Motor and sensory functions were assessed in younger mice, while visual acuity and breathing were measured in older animals.
Results showed that Anavex 2-73 significantly eased motor dysfunction, and deficits in acoustic and visual responses compared to mice given a placebo.
Anavex 2-73 also induced a significant reduction in two distinctive features of Rett syndrome found in these mice: hind-limb clasping (an abnormal posture comparable to hand stereotypies in people with Rett), and apnea (involuntary breath-holding) that is the most concerning breathing abnormality in Rett syndrome, the researchers said. These improvements were mainly dependent on treatment dose and duration.
“In conclusion, the data demonstrate that [Anavex 2-73] is effective in ameliorating multiple neurobehavioral phenotypes in [Rett] mice,” the researchers wrote. “In line with previous animal and human studies [in other neurodegenerative diseases], [Anavex 2-73] also showed a good safety profile,” they added.
These data served as a proof-of-concept for an ongoing safety and efficacy Phase 2 trial called RS-001 (NCT03758924, still enrolling) in the U.S., and for the Phase 2 AVATAR study (NCT03941444) in Australia. These trials together will evaluate Anavex 2-73 in up to 51 women with Rett syndrome.











Conclusion

It may be that Anavex is far superior to the cheap Afobazole. Like the space shuttle was far more advanced than the Soyuz. 

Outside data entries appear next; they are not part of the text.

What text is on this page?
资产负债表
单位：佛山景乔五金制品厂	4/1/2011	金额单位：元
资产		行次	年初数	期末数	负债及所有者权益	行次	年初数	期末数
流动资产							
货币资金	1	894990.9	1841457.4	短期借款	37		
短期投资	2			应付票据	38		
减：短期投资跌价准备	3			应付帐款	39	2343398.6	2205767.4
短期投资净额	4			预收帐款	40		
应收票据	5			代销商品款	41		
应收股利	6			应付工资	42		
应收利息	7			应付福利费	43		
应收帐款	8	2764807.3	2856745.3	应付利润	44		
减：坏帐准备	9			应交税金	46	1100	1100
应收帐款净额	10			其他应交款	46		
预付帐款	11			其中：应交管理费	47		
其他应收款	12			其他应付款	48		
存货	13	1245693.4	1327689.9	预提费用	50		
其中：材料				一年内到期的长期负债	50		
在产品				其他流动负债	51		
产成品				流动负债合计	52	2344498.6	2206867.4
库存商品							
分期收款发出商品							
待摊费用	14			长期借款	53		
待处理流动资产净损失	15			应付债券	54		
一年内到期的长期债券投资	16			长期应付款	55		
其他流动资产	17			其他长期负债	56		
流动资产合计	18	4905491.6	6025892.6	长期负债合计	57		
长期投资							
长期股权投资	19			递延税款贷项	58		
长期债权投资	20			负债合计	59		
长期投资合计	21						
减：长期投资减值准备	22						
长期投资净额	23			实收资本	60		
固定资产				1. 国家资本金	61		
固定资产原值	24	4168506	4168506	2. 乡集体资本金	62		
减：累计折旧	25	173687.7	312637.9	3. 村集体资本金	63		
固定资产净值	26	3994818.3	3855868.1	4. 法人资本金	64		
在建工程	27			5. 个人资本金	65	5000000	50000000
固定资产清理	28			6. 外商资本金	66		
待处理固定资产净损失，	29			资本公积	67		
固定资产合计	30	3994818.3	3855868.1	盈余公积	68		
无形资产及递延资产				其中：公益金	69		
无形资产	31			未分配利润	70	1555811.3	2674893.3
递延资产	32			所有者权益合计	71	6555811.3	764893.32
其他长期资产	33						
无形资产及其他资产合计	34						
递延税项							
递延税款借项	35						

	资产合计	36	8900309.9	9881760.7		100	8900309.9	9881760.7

But what if the cheap Afobazole is quite good enough?  Like the cramped, but reliable Soyuz rocket.

Anavex/Afobazole will not cure any severe neurological condition, just improve it, so it will need to be part of a polytherapy. That means the patient will need to be able to afford multiple drugs, somehow.

Coming back to those autisms, what if your daughter has Rett Syndrome, or son has Fragile-X Syndrome ?  Wait a few years for Anavex and for someone else to pay for it? or make do with some cheap Afobazole?